US Secretary of State John Kerry spoke passionately of the threat at the recent United Nations Framework Convention on Climate Change negotiations in Lima, Peru. After reciting the year’s litany of weather-related disasters - record-breaking droughts, floods, and storms, mere portents of what can yet be expected - Kerry lamented that the world is “on a course leading to tragedy.”

 

It is no comfort that Kerry was merely echoing warnings from the 1992 Earth Summit. In the more than two decades since then, human society has shown alarmingly little commitment to curbing greenhouse gas emissions. While efforts to transition to low-emission sources of energy have yielded some encouraging results, the net effect has been far too small, when compared with the scientific requirements for addressing the climate challenge. Emissions rose much more quickly in the 2000-2010 period than in any of the preceding decades, while investments have poured into fossil fuel infrastructure at a rate ofmore than $1 trillion per year, complemented by additional hundreds of billions of dollars in fossil fuel subsidies.

 

Expectations for earnest action from our leaders have fallen so far that some observers are relieved to see even nominal attention paid to climate change. A recent joint announcement on climate goals between the United States and China is a case in point.
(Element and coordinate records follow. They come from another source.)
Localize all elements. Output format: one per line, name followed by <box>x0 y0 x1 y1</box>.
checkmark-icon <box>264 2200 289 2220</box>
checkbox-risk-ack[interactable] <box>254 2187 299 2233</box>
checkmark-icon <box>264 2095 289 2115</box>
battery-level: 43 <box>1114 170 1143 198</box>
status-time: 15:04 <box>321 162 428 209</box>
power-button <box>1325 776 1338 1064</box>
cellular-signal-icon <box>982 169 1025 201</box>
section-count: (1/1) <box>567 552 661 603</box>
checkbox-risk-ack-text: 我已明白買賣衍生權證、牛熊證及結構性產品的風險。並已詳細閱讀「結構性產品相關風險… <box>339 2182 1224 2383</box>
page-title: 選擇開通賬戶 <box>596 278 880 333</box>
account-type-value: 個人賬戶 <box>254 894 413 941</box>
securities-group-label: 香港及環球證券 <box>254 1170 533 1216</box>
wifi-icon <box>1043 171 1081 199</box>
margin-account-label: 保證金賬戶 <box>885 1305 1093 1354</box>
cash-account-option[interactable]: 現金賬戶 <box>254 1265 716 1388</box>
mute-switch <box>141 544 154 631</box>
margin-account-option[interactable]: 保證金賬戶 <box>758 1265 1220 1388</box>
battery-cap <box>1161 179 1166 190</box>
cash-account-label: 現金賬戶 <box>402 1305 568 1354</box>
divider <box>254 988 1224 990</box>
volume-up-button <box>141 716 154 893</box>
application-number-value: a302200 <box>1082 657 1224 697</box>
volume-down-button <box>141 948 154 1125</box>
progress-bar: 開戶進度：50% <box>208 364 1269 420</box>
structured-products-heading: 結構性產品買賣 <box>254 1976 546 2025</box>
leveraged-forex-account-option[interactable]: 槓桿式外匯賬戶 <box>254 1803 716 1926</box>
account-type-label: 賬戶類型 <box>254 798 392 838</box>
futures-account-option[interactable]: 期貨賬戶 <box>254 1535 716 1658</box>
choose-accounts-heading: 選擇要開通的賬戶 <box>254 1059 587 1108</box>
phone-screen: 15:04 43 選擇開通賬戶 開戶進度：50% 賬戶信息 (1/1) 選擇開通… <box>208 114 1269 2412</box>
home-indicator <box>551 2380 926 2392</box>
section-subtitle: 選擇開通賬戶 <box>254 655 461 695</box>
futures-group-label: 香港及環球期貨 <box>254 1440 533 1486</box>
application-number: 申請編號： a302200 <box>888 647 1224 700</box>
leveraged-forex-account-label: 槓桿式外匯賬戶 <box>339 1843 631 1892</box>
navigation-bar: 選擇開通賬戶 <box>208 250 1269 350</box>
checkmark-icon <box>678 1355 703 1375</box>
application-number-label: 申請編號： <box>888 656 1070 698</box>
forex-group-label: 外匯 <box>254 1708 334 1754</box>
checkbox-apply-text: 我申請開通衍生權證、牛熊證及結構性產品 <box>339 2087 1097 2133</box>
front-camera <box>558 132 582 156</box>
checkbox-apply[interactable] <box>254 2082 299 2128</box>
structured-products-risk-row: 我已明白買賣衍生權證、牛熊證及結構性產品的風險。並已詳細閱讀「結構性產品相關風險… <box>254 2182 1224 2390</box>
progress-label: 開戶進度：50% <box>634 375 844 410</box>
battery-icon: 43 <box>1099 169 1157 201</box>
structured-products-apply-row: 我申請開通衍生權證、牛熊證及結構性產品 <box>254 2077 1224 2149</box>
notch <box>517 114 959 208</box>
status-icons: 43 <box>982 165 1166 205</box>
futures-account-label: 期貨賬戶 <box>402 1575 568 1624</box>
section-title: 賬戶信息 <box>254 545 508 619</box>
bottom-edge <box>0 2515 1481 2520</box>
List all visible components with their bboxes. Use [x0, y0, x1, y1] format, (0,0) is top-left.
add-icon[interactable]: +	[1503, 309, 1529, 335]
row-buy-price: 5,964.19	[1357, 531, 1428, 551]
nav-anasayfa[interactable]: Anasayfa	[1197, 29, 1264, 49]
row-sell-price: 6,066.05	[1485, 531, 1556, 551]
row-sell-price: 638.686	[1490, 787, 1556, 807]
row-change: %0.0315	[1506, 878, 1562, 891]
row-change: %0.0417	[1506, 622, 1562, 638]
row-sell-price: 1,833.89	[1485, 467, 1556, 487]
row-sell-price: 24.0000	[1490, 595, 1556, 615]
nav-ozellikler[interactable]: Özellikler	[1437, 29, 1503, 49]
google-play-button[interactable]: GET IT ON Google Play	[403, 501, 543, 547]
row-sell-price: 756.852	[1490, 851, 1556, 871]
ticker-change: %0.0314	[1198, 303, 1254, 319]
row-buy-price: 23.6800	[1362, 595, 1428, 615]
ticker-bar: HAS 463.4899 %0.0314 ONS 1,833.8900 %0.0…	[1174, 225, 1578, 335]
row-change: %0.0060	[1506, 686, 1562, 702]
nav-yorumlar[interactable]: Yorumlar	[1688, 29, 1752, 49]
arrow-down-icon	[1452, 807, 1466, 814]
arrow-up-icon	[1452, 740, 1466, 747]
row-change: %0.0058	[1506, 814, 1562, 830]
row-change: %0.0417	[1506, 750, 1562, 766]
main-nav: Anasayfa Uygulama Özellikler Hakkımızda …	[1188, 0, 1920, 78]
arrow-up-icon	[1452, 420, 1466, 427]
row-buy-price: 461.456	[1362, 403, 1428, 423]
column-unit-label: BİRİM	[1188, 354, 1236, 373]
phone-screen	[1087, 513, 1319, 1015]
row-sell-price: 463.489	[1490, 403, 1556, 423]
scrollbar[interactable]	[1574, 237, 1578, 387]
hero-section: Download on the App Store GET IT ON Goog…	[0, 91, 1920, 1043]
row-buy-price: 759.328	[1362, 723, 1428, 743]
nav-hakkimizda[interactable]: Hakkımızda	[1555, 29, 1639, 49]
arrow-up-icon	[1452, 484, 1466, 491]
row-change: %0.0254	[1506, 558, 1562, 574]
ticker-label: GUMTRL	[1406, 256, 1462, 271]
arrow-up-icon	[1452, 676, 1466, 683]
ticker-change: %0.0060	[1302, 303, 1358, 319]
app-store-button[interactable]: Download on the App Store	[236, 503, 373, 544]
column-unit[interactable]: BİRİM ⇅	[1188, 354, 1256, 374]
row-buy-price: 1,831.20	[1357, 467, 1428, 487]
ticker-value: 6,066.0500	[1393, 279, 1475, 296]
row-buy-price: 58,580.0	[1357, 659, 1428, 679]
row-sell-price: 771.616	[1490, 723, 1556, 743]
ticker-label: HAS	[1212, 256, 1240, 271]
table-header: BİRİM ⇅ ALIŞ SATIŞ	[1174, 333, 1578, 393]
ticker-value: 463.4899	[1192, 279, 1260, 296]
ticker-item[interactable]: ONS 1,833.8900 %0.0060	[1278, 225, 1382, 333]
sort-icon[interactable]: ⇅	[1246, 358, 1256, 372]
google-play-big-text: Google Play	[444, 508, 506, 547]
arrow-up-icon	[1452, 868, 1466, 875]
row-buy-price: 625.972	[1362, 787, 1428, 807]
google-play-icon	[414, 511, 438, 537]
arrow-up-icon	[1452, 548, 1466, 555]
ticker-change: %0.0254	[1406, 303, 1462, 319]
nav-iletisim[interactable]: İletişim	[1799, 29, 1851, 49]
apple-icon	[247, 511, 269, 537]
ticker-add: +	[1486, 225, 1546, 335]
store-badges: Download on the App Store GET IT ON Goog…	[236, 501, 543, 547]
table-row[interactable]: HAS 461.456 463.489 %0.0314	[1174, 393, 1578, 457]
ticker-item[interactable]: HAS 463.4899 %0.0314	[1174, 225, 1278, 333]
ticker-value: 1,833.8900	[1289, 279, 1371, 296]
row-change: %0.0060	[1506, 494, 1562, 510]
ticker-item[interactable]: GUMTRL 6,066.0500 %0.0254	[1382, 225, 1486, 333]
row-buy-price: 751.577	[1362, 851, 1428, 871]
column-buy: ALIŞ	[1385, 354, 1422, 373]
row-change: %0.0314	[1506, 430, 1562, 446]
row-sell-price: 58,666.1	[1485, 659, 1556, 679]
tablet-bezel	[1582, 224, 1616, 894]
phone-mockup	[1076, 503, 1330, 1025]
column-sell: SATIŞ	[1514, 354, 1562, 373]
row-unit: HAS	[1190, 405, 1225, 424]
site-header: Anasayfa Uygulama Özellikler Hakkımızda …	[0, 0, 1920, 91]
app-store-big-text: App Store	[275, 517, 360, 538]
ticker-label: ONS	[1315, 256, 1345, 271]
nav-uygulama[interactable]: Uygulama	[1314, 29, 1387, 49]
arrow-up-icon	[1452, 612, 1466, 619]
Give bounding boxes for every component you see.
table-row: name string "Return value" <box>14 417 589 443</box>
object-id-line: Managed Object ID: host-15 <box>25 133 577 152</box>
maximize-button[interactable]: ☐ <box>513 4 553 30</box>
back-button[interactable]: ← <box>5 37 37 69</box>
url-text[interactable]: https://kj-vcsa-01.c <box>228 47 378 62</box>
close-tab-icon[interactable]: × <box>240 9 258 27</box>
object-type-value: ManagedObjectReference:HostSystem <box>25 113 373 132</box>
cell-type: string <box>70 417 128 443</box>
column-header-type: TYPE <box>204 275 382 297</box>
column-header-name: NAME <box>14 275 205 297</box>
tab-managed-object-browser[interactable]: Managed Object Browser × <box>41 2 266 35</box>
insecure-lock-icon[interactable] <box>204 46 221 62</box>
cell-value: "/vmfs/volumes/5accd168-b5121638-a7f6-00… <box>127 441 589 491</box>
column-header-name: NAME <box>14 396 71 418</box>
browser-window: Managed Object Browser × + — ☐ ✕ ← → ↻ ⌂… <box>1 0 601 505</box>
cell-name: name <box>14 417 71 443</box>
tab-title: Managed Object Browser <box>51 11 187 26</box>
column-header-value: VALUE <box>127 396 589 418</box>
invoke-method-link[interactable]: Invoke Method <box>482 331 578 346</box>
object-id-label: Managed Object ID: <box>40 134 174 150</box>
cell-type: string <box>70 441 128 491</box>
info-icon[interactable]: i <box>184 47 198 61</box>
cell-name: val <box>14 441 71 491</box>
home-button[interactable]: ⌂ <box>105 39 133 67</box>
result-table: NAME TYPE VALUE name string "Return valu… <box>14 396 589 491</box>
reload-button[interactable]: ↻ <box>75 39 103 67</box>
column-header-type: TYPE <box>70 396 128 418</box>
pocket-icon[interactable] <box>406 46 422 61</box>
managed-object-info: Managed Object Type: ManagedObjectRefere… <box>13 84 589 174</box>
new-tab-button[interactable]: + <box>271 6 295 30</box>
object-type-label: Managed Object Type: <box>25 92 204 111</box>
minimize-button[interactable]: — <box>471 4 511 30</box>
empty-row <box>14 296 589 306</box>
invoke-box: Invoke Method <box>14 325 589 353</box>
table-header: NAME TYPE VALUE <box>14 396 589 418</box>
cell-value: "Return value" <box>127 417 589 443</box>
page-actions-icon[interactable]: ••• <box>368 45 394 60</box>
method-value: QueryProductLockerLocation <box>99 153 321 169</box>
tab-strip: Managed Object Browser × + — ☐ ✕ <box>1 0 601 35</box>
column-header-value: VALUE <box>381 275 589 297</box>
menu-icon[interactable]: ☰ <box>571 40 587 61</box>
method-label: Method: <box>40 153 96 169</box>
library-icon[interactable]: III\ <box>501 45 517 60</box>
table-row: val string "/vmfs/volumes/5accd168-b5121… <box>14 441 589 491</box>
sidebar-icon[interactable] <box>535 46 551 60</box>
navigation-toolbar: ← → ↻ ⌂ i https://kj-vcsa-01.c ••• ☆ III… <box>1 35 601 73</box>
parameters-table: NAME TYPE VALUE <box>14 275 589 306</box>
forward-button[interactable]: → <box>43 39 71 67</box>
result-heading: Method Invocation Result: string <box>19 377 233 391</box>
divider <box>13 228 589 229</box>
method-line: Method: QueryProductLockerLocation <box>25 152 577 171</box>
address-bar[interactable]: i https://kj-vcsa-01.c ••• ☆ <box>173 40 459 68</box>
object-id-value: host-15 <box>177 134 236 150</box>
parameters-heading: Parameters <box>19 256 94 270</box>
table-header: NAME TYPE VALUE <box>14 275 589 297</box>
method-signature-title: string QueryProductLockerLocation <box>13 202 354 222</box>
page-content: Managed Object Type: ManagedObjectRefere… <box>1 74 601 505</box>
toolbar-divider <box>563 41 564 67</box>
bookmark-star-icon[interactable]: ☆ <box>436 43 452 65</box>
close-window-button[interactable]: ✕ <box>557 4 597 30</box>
Under the agreement, the United States would cut greenhouse gas emissions 26 to 28 percent from 2005 levels by the year 2025; this proposal was lauded as a “historic step” and a “game changer.” Few observers pointed out that the United States was actually back-tracking on a target presented by President Obama five years ago in Copenhagen, when he offered a 30 percent cut by 2025. And the Chinese side of the agreement was remarkable for its vagueness, offering to "peak" its carbon dioxide emissions by 2030, without saying what that peak would be.

 

The IPCC has made clear that a climate catastrophe is not inevitable. The world has technological and policy options available at entirely acceptable costs. Time is short, but it has not yet run out. Our leaders and our institutions of global cooperation and governance can yet rise to the challenge. But rise they must, and quickly.

 

As Secretary Kerry said in Lima, "whether we’re able to promptly and effectively address climate change is as big a test of global leadership, of the international order - such as we call it - it’s the biggest test of that that you’ll find.”